The question of whether North Cowichan should hire a new senior social and housing planner is still up in the air.
At a special budget meeting on Feb. 11, council discussed and debated the merits of the position and ultimately decided not to fund it in the budget for 2020.
Council did decide at the meeting to hire a procurement coordinator, an assistant fire chief and a new office manager for the RCMP, at a total cost of $279,500 per year.
But at the council meeting on Feb. 19, Rob Conway, the municipality’s director of planning and building, presented a report outlining the implications of not filling the senior social and housing planner position, which would cost $120,000 per year in wages and benefits.
“The municipality presently does not have dedicated staff for housing and social planning issues or for advancing council’s housing and social planning agenda,” Conway said.
“Current resources do not afford any additional capacity for expanding the level of service for housing and social planning issues without reducing service levels elsewhere.”
To see Conway’s full report, go to pages 68-72 of council’s agenda for Feb. 19
The senior social and housing planner position was intended to help achieve council’s strategic plan priorities in regards to affordable housing, and provide more input into helping manage the ongoing opioid crisis in the Valley.
But with the challenges of providing social housing also being overseen by other jurisdictions in the Valley, including the Cowichan Valley Regional District’s Cowichan Housing Association and Social Planning Cowichan, many councillors felt at the meeting on Feb. 11 that it would be better to confer with them first before making any decisions.
At Wednesday’s meeting, Mayor Al Siebring pointed out that North Cowichan pays more than $266,000 a year to help fund the Cowichan Housing Association and Social Planning Cowichan.
“That should provide us with a pretty good service,” he said.
“I agree that we need to do something, but I’m not convinced that [hiring a new senior social and housing planner] is the best thing to do. I’d like to talk to the CHA and SPC to listen to their views but, until then, I can’t support the hiring of the new position.”
But Coun. Kate Marsh said filling the position would support many goals North Cowichan staff and the community are trying to achieve.
“The longer we wait, it will be harder for some marginalized people in the community to get a hand up,” she said.
“Funding [for our strategic priorities] will also become increasingly hard to come by. If we have decided to make something a priority, why not fund it?”
Coun. Christopher Justice agreed, stating that council is cutting some of its own strategic priorities around housing and the opioid crisis by not supporting the position.
Coun. Rosalie Sawrie, who is also a project director with Social Planning Cowichan, acknowledged that North Cowichan does contribute to SPC’s budget, but the organization’s mandate is to look at issues regionally, as opposed to specific issues within North Cowichan.
“SPC has a wider lens than this municipality,” she said.
Coun. Rob Douglas said CHA’s executive director John Horn had indicated that he would work with North Cowichan to identify possible areas in which the association can assist North Cowichan.
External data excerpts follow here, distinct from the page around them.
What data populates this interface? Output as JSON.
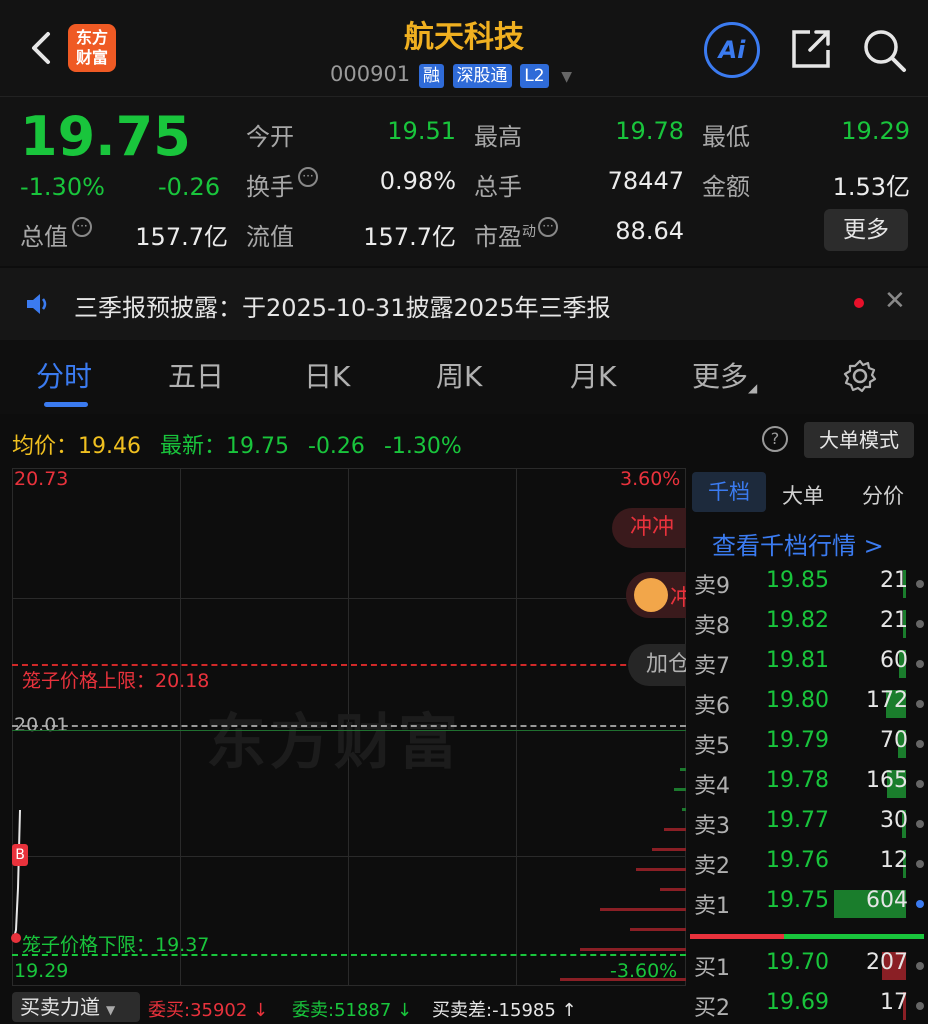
{
  "header": {
    "back_icon": "chevron-left-icon",
    "logo_text": "东方财富",
    "title": "航天科技",
    "code": "000901",
    "tags": [
      "融",
      "深股通",
      "L2"
    ],
    "ai_label": "Ai"
  },
  "quote": {
    "price": "19.75",
    "change_pct": "-1.30%",
    "change": "-0.26",
    "fields": [
      {
        "label": "今开",
        "value": "19.51"
      },
      {
        "label": "最高",
        "value": "19.78"
      },
      {
        "label": "最低",
        "value": "19.29"
      },
      {
        "label": "换手",
        "value": "0.98%"
      },
      {
        "label": "总手",
        "value": "78447"
      },
      {
        "label": "金额",
        "value": "1.53亿"
      },
      {
        "label": "总值",
        "value": "157.7亿"
      },
      {
        "label": "流值",
        "value": "157.7亿"
      },
      {
        "label": "市盈",
        "label_sup": "动",
        "value": "88.64"
      }
    ],
    "more_label": "更多"
  },
  "notice": {
    "text": "三季报预披露：于2025-10-31披露2025年三季报"
  },
  "tabs": [
    "分时",
    "五日",
    "日K",
    "周K",
    "月K",
    "更多"
  ],
  "chart_bar": {
    "avg_label": "均价：",
    "avg_value": "19.46",
    "latest_label": "最新：",
    "latest_value": "19.75",
    "latest_change": "-0.26",
    "latest_pct": "-1.30%",
    "mode_label": "大单模式"
  },
  "chart": {
    "price_top": "20.73",
    "price_bottom": "19.29",
    "pct_top": "3.60%",
    "pct_bottom": "-3.60%",
    "prev_close": "20.01",
    "upper_limit_label": "笼子价格上限：20.18",
    "lower_limit_label": "笼子价格下限：19.37",
    "watermark": "东方财富",
    "marker": "B",
    "pill_1": "冲冲",
    "pill_2": "冲",
    "pill_3": "加仓"
  },
  "orderbook": {
    "tabs": [
      "千档",
      "大单",
      "分价"
    ],
    "link": "查看千档行情 >",
    "asks": [
      {
        "label": "卖9",
        "price": "19.85",
        "vol": "21",
        "level": 0.03
      },
      {
        "label": "卖8",
        "price": "19.82",
        "vol": "21",
        "level": 0.03
      },
      {
        "label": "卖7",
        "price": "19.81",
        "vol": "60",
        "level": 0.08
      },
      {
        "label": "卖6",
        "price": "19.80",
        "vol": "172",
        "level": 0.22
      },
      {
        "label": "卖5",
        "price": "19.79",
        "vol": "70",
        "level": 0.09
      },
      {
        "label": "卖4",
        "price": "19.78",
        "vol": "165",
        "level": 0.21
      },
      {
        "label": "卖3",
        "price": "19.77",
        "vol": "30",
        "level": 0.04
      },
      {
        "label": "卖2",
        "price": "19.76",
        "vol": "12",
        "level": 0.02
      },
      {
        "label": "卖1",
        "price": "19.75",
        "vol": "604",
        "level": 0.8
      }
    ],
    "bids": [
      {
        "label": "买1",
        "price": "19.70",
        "vol": "207",
        "level": 0.27
      },
      {
        "label": "买2",
        "price": "19.69",
        "vol": "17",
        "level": 0.02
      }
    ]
  },
  "footer": {
    "dropdown": "买卖力道",
    "buy": "委买:35902 ↓",
    "sell": "委卖:51887 ↓",
    "diff": "买卖差:-15985 ↑"
  }
}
“I’m not saying we should close the door on it completely, but just that the groundwork should be done first before any decisions are made.”
Coun. Tek Manhas said he also thinks filling the position should be put on hold for the time being until discussions are held with the CHA and SPC.
Coun. Debra Toporowski made a motion to bring the position back for reconsideration, but was unable to get a seconder and the motion died.
No final decisions were made regarding the position at the meeting.